San Francisco AI startup Cosine has released its latest AI model, Genie, which is designed for software developers and performs well in benchmark tests, scoring well above its competitors. Cosine leverages GPT-4o variants trained in partnership with OpenAI, and through its unique "Coded Human Reasoning" capabilities, enables Genie to complete a variety of programming tasks autonomously or collaboratively, including fixing bugs, developing new features, and refactoring code. Genie's success is also inseparable from Cosine's unique data training method and clever use of the model's self-improvement mechanism, which ultimately achieved a 30% leading score in the SWE-Bench test.
San Francisco-based AI startup Cosine has launched a new AI model called Genie designed to assist software developers. According to the company, Genie far outperformed competitors in benchmark tests, demonstrating superior capabilities.
Cosine partnered with OpenAI to train a GPT-4o variant using high-quality data, achieving impressive benchmark results. The company says the key to Genie's success is its ability to "encode human reasoning," which may not be limited to the world of software development.
Genie takes the lead in SWE
Cosine co-founder and CEO Alistair Pullen revealed that Genie achieved a score of 30% in the SWE-Bench test, which is the highest score so far for an AI model in the field. This score surpasses other coding-focused language models, such as Amazon’s model (19%) and Cognition’s Devin (13.8% in some tests of SWE-Bench).
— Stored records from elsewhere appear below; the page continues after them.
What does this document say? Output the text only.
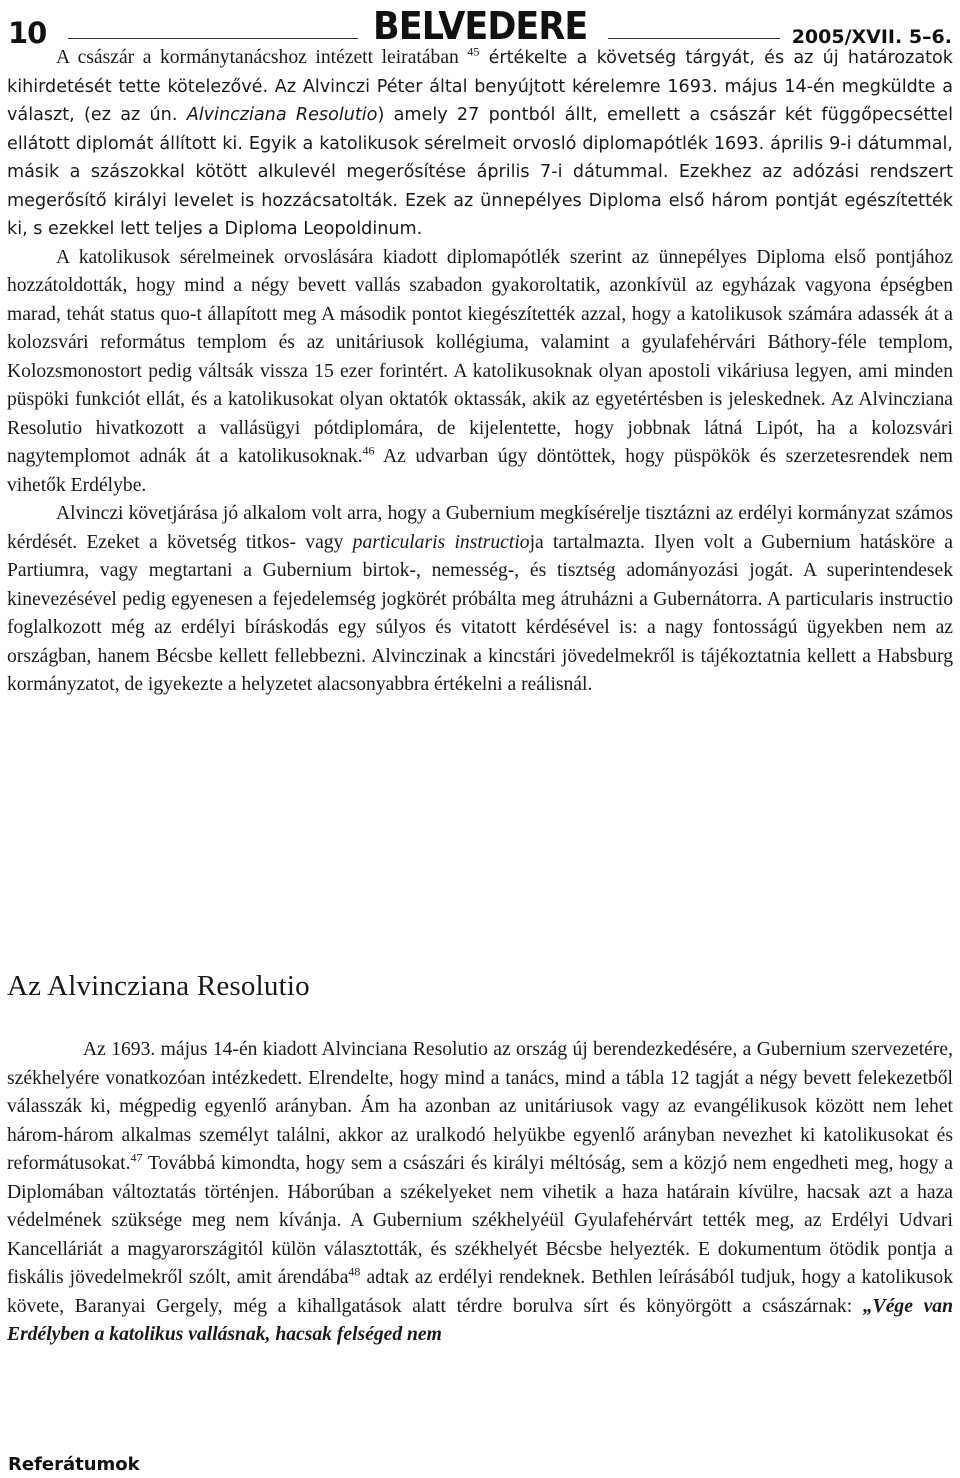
10	BELVEDERE	2005/XVII. 5–6.

A császár a kormánytanácshoz intézett leiratában $^{45}$ értékelte a követség tárgyát, és az új határozatok kihirdetését tette kötelezővé. Az Alvinczi Péter által benyújtott kérelemre 1693. május 14-én megküldte a választ, (ez az ún. Alvincziana Resolutio) amely 27 pontból állt, emellett a császár két függőpecséttel ellátott diplomát állított ki. Egyik a katolikusok sérelmeit orvosló diplomapótlék 1693. április 9-i dátummal, másik a szászokkal kötött alkulevél megerősítése április 7-i dátummal. Ezekhez az adózási rendszert megerősítő királyi levelet is hozzácsatolták. Ezek az ünnepélyes Diploma első három pontját egészítették ki, s ezekkel lett teljes a Diploma Leopoldinum.

A katolikusok sérelmeinek orvoslására kiadott diplomapótlék szerint az ünnepélyes Diploma első pontjához hozzátoldották, hogy mind a négy bevett vallás szabadon gyakoroltatik, azonkívül az egyházak vagyona épségben marad, tehát status quo-t állapított meg A második pontot kiegészítették azzal, hogy a katolikusok számára adassék át a kolozsvári református templom és az unitáriusok kollégiuma, valamint a gyulafehérvári Báthory-féle templom, Kolozsmonostort pedig váltsák vissza 15 ezer forintért. A katolikusoknak olyan apostoli vikáriusa legyen, ami minden püspöki funkciót ellát, és a katolikusokat olyan oktatók oktassák, akik az egyetértésben is jeleskednek. Az Alvincziana Resolutio hivatkozott a vallásügyi pótdiplomára, de kijelentette, hogy jobbnak látná Lipót, ha a kolozsvári nagytemplomot adnák át a katolikusoknak.$^{46}$ Az udvarban úgy döntöttek, hogy püspökök és szerzetesrendek nem vihetők Erdélybe.

Alvinczi követjárása jó alkalom volt arra, hogy a Gubernium megkísérelje tisztázni az erdélyi kormányzat számos kérdését. Ezeket a követség titkos- vagy particularis instructioja tartalmazta. Ilyen volt a Gubernium hatásköre a Partiumra, vagy megtartani a Gubernium birtok-, nemesség-, és tisztség adományozási jogát. A superintendesek kinevezésével pedig egyenesen a fejedelemség jogkörét próbálta meg átruházni a Gubernátorra. A particularis instructio foglalkozott még az erdélyi bíráskodás egy súlyos és vitatott kérdésével is: a nagy fontosságú ügyekben nem az országban, hanem Bécsbe kellett fellebbezni. Alvinczinak a kincstári jövedelmekről is tájékoztatnia kellett a Habsburg kormányzatot, de igyekezte a helyzetet alacsonyabbra értékelni a reálisnál.

Az Alvincziana Resolutio

Az 1693. május 14-én kiadott Alvinciana Resolutio az ország új berendezkedésére, a Gubernium szervezetére, székhelyére vonatkozóan intézkedett. Elrendelte, hogy mind a tanács, mind a tábla 12 tagját a négy bevett felekezetből válasszák ki, mégpedig egyenlő arányban. Ám ha azonban az unitáriusok vagy az evangélikusok között nem lehet három-három alkalmas személyt találni, akkor az uralkodó helyükbe egyenlő arányban nevezhet ki katolikusokat és reformátusokat.$^{47}$ Továbbá kimondta, hogy sem a császári és királyi méltóság, sem a közjó nem engedheti meg, hogy a Diplomában változtatás történjen. Háborúban a székelyeket nem vihetik a haza határain kívülre, hacsak azt a haza védelmének szüksége meg nem kívánja. A Gubernium székhelyéül Gyulafehérvárt tették meg, az Erdélyi Udvari Kancelláriát a magyarországitól külön választották, és székhelyét Bécsbe helyezték. E dokumentum ötödik pontja a fiskális jövedelmekről szólt, amit árendába$^{48}$ adtak az erdélyi rendeknek. Bethlen leírásából tudjuk, hogy a katolikusok követe, Baranyai Gergely, még a kihallgatások alatt térdre borulva sírt és könyörgött a császárnak: „Vége van Erdélyben a katolikus vallásnak, hacsak felséged nem

Referátumok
Genie's architecture is designed to simulate the cognitive processes of human developers, enabling it to fix bugs, develop new features, refactor code, and perform a variety of programming tasks autonomously or collaboratively.
Self-improvement through synthetic data
Genie was developed using a proprietary process that trained and fine-tuned non-public GPT-40 variants using billions of high-quality data. Cosine spent nearly a year collating this data with the help of experienced developers. The data set contains 21% JavaScript and Python, 14% TypeScript and TSX, and 3% other languages including Java, C++ and Ruby).
Genie's superior performance is due in part to its self-improvement training. Initially, the model learned mostly from perfect, working code, but was confused about its own error handling. Cosine solves this problem by using synthetic data: if the solution Genie originally proposed was incorrect, the model is shown how to improve with the correct results. With each iteration, Genie's solution gradually improved and the number of revisions required gradually decreased.
Overcome technical limitations
Pullen saw the potential of large language models in supporting human software development as early as early 2022. However, technology at the time was not yet at the level to realize Genie's vision. The mark capacity of the context window is usually limited to 4000 marks, which is a major bottleneck. Today, models such as the Gemini 1.5 Pro can handle up to 2 million markers in a single prompt. Although Cosine has not disclosed Genie’s specific labeling capacity, this technological advancement undoubtedly provides a solid foundation for Genie’s success.
The emergence of Genie marks a major breakthrough in the field of AI-assisted software development. Its efficient coding capabilities and self-learning mechanism provide new possibilities for future software development. Cosine's innovative technology provides new ideas for improving software development efficiency and reducing development costs, and deserves the industry's attention and further research.